Some people they have language exchange group. You can find on Facebook.
Okay clear, thanks for clarifying!
One thing you might want to keep in mind is how much toilet paper you’ll need to bring!
Haha why is that?
Currently, Taiwan is experiencing a run on toilet paper… no telling how long it will last - Taiwanese can be a “little” crazy at times. Should be able to find more info via Google. Cheers!
I always heard the fast and bestest way to learn was with a pillow translator.
I hope they have figured it out by September
Bad experiences with that, and you won’t get the scholarship.
I am the tutor.
Someone that speaks the local language and shares your pillow.
I don’t think we’re the ones who needed the explanation.
Just did some research. Isn’t there a very large aboriginal population in Hualien (9,000 people), and does this the ability to learn because less Mandarin is spoken?
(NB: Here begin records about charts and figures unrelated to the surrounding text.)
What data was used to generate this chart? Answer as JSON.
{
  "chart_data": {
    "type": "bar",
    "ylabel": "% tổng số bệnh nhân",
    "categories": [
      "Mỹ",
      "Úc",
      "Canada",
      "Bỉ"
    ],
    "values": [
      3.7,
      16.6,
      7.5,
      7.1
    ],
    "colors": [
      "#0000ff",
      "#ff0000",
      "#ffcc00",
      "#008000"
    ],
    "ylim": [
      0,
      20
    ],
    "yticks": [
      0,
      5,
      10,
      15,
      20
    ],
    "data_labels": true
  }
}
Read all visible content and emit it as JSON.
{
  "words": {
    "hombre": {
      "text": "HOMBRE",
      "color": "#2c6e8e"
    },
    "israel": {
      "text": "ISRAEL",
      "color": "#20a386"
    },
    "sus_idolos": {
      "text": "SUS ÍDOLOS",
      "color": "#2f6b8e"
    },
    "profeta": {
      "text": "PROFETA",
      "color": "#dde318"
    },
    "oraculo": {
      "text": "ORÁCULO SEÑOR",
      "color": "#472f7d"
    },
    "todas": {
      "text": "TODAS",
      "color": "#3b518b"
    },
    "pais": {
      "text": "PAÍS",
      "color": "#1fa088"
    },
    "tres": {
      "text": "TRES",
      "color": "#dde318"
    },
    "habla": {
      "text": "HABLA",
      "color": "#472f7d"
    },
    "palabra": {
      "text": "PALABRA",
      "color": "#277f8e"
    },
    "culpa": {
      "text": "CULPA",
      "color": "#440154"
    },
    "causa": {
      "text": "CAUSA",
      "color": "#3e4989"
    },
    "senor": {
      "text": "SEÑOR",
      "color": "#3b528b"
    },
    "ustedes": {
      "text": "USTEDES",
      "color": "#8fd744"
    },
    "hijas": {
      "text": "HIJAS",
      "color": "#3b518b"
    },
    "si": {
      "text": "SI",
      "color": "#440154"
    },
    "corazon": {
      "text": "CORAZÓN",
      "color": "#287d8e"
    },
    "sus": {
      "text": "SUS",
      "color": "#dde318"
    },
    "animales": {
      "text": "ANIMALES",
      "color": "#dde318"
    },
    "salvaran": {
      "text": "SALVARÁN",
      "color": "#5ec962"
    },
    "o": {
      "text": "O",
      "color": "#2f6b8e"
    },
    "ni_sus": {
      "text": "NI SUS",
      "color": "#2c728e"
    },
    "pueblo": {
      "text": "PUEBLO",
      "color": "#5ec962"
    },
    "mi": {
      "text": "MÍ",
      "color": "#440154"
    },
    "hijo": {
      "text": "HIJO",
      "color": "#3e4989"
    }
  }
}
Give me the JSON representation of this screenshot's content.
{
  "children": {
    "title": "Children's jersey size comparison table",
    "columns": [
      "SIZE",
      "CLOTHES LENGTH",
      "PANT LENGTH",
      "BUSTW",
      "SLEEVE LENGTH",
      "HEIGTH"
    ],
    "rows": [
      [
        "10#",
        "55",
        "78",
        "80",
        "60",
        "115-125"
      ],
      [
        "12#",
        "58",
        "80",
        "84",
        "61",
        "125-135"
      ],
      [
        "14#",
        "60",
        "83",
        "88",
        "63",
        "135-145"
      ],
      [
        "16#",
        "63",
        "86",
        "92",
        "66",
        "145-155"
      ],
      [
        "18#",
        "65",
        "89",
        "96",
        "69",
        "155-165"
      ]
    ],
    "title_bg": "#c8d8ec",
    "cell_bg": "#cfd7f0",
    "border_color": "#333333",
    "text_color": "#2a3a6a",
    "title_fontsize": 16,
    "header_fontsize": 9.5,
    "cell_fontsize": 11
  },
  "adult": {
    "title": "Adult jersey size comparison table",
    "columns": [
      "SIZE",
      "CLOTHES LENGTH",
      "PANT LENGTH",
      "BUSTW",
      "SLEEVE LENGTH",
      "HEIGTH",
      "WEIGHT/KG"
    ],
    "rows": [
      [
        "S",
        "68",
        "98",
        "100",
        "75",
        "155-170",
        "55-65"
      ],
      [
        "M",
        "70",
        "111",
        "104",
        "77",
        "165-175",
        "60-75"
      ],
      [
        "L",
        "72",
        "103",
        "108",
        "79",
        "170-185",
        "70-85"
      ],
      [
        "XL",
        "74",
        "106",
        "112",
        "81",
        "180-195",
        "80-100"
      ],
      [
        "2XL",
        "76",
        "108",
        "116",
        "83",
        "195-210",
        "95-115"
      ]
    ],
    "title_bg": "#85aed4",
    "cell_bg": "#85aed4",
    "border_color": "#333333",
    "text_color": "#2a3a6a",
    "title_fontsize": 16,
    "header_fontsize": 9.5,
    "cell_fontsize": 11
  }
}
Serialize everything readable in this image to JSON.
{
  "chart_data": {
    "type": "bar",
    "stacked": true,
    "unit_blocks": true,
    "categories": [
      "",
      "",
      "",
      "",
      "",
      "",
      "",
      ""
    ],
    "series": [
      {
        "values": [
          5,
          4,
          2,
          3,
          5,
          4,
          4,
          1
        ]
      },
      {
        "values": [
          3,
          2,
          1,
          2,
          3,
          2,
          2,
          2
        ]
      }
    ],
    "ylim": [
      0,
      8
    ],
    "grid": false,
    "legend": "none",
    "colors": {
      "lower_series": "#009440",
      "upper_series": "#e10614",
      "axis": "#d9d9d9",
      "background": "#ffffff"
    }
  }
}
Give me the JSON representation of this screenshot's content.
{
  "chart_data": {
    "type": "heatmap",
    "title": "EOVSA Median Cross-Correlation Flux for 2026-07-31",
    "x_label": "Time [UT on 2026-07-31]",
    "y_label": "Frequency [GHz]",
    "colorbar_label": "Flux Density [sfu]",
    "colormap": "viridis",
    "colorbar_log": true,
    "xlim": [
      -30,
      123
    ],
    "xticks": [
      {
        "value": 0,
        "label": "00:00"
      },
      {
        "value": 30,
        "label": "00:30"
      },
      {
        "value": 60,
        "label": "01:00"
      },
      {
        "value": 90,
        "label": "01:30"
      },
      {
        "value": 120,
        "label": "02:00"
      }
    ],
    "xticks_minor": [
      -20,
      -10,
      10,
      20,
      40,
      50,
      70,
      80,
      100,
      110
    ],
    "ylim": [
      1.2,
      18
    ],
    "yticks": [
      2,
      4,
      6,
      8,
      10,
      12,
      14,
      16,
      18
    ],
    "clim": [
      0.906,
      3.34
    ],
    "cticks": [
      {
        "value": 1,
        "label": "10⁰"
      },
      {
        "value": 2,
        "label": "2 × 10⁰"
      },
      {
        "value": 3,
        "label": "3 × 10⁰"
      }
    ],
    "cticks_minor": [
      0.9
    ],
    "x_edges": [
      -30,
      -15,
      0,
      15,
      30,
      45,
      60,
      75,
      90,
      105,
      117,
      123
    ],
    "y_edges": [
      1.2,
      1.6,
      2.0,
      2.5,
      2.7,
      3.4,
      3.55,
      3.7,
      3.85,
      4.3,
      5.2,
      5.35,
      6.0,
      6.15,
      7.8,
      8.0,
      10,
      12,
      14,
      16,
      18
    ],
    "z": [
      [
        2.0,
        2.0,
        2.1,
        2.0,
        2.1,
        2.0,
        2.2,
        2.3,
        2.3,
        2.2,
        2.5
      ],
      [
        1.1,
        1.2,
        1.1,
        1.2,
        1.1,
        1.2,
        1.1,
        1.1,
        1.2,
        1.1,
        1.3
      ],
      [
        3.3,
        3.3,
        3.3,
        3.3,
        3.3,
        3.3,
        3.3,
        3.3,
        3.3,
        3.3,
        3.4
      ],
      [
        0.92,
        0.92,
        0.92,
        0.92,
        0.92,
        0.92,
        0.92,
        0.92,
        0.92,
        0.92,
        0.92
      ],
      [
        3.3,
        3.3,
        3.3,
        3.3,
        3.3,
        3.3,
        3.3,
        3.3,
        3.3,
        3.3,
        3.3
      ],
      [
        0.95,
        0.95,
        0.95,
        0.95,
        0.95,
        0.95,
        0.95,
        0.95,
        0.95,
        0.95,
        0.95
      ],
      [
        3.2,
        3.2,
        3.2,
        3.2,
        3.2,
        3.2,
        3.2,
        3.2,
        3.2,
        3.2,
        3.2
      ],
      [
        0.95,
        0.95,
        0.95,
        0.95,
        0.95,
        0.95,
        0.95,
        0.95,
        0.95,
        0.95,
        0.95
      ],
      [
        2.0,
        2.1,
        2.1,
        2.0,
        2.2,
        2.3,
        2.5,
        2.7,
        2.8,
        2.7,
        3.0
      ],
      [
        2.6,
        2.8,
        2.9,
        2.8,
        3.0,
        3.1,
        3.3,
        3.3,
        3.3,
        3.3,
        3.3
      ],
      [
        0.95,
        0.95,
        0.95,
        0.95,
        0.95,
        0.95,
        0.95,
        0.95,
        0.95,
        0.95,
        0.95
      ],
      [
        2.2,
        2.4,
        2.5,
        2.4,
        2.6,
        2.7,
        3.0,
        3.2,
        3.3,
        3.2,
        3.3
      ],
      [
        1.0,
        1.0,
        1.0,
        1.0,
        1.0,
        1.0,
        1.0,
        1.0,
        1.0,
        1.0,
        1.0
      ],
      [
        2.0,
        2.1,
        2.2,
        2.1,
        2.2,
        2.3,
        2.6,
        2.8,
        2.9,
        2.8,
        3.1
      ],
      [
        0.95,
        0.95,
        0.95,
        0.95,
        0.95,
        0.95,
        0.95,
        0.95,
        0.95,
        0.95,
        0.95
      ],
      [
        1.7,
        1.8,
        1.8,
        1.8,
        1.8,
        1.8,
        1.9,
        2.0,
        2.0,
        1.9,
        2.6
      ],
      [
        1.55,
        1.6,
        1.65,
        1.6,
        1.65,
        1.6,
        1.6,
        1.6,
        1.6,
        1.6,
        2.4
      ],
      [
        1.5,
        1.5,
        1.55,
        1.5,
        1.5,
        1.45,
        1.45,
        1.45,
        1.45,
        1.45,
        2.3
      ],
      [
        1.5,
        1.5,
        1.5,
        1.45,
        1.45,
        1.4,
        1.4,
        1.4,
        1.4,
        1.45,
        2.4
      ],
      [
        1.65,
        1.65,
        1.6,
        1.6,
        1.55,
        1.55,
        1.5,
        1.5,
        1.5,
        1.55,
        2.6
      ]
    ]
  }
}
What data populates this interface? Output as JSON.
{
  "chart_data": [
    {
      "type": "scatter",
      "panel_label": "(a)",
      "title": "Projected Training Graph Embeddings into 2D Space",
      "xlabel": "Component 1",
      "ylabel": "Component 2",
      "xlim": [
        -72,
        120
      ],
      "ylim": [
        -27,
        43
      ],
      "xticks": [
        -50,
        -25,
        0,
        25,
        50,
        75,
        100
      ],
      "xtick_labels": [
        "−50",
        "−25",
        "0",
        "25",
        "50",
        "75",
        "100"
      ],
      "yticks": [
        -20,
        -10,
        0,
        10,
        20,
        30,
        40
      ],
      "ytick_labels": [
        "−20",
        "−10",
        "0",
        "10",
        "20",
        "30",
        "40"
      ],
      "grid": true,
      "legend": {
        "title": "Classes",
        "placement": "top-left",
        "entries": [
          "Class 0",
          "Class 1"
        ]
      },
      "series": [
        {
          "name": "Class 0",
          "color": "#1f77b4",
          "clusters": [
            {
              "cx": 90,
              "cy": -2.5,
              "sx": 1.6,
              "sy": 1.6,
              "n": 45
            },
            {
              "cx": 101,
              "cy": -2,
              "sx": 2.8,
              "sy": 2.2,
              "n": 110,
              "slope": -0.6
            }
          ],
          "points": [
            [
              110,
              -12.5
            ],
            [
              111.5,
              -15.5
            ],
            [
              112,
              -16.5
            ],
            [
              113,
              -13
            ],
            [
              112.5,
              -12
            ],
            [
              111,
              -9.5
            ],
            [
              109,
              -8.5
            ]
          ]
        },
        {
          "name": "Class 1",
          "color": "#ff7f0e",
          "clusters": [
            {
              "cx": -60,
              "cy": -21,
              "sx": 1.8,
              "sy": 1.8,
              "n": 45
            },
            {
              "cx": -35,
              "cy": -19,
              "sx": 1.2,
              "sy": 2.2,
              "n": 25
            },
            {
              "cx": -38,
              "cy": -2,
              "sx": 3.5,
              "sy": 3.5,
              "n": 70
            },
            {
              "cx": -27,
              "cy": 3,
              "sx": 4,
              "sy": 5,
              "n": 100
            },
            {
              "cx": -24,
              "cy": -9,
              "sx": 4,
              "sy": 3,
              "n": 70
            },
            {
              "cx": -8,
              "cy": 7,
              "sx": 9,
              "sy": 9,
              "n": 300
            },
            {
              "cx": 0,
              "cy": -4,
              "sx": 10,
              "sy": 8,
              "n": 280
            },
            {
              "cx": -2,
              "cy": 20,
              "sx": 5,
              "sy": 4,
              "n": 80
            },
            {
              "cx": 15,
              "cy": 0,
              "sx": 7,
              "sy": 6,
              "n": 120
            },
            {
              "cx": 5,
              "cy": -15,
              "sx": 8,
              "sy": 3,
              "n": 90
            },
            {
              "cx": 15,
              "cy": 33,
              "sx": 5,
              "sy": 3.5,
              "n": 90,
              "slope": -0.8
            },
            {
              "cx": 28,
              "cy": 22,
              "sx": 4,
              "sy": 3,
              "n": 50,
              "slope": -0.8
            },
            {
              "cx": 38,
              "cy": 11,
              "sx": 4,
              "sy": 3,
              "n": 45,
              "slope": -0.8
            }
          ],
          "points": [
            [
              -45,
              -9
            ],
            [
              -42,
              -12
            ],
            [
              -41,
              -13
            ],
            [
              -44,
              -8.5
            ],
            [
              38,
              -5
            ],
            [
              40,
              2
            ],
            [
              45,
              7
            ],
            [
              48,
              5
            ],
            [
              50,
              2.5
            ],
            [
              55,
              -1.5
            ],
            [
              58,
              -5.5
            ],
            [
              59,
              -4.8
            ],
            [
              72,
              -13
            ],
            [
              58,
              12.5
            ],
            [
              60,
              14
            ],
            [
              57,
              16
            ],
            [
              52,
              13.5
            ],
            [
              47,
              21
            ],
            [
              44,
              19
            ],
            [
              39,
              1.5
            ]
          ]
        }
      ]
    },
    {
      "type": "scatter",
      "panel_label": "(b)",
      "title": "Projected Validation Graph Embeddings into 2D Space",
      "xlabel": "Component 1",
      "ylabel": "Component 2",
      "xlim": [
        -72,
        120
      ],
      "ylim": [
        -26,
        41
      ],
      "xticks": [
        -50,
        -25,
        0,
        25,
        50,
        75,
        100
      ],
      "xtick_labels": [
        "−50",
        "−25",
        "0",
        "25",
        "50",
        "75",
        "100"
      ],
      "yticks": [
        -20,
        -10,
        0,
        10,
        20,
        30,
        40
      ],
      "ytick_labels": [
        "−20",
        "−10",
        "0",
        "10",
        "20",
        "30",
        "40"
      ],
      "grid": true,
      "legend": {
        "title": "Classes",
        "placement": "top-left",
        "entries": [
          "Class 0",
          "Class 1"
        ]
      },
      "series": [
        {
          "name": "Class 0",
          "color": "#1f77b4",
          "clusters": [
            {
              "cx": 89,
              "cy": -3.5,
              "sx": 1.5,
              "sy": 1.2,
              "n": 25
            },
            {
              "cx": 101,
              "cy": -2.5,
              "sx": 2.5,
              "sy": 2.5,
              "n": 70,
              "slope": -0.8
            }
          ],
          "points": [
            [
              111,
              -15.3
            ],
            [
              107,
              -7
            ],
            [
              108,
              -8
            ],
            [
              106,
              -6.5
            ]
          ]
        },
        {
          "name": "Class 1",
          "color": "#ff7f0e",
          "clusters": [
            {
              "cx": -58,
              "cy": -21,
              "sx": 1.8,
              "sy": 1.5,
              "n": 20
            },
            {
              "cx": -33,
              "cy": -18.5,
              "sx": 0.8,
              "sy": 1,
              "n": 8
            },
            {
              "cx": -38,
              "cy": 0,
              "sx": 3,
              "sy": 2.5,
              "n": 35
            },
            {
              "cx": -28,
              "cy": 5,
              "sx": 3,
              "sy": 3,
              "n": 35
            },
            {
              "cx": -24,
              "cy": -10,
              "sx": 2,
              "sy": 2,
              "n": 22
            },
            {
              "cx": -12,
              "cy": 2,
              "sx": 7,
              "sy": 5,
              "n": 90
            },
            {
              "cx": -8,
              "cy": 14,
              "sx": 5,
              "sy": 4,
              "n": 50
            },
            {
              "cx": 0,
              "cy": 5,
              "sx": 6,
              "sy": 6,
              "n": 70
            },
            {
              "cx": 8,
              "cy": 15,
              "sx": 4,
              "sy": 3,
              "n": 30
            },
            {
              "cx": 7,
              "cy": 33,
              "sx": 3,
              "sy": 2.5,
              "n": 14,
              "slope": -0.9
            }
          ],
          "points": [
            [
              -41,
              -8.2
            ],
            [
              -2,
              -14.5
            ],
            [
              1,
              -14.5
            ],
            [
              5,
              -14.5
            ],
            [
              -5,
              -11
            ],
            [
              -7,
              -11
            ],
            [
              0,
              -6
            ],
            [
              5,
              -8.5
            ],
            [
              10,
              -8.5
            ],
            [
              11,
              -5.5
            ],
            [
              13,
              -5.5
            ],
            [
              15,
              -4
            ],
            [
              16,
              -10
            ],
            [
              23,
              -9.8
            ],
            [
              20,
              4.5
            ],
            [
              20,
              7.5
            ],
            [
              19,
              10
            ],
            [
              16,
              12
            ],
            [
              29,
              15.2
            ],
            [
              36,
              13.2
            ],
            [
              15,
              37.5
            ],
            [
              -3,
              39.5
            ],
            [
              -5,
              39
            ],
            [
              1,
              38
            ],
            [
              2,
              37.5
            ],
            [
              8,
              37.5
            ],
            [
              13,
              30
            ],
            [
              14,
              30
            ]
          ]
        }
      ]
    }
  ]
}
Yup. Better pick another place. Not so much taiwanese or aboriginal language being spoken. How about taoyuan??? Super immersive!
No, they’ll speak Mandarin, just means that you’ll see some cute aboriginal girls and that if you’re lucky, you’ll get to see a tribal head-hunting and maybe even a tribal chief, but that would be the last thing you’d see before…[whooosh!]
1:1 daily instruction with private tutor is good. The tutor makes more and you control the relationship. You can do visa runs to Hong Kong as needed. Additionally, find a gf willing to teach you as soon as possible. If you find one gf that will not, then find another that will. The smartest way to learn is to live in a Chinatown near you and study Chinese while pursuing more practical goals. That way your investment is more in line with expected return on investment. You will never be Chinese, so be careful before you spend 1 year of your precious life trying to join a club that will never accept you as a member. If you leave for Taiwan, then always have money ready, a way to go back home, and a place to land in NL with housing and maybe a job. Going to South Taiwan to find Taiwanese who cannot speak English is neither advised nor necessary. If you travel 3 MRT stops away from NTU, that is far enough, e.g. JingMei, to find locals with no English ability and they have never exchanged 2 words (in any language) with a Westerner.
True, but OP looks set on going to Taiwan, no matter the cost and if money is not a consideration, then definitely on-site immersion is better.
Pieter: do try and get a language exchange going with some local friend. Usually can find one on some bulletin board at whatever university you choose, or maybe from some random person you meet in the beginning. I did that in first few months when I began learning Mandarin and it helped so much, because I was asking all sorts of things about how to “say this, ask that” and writing down the characters, etc. Stuff you sometimes won’t get to learn (right away) in class.
Huh… Crazy toilet paper… that is good one.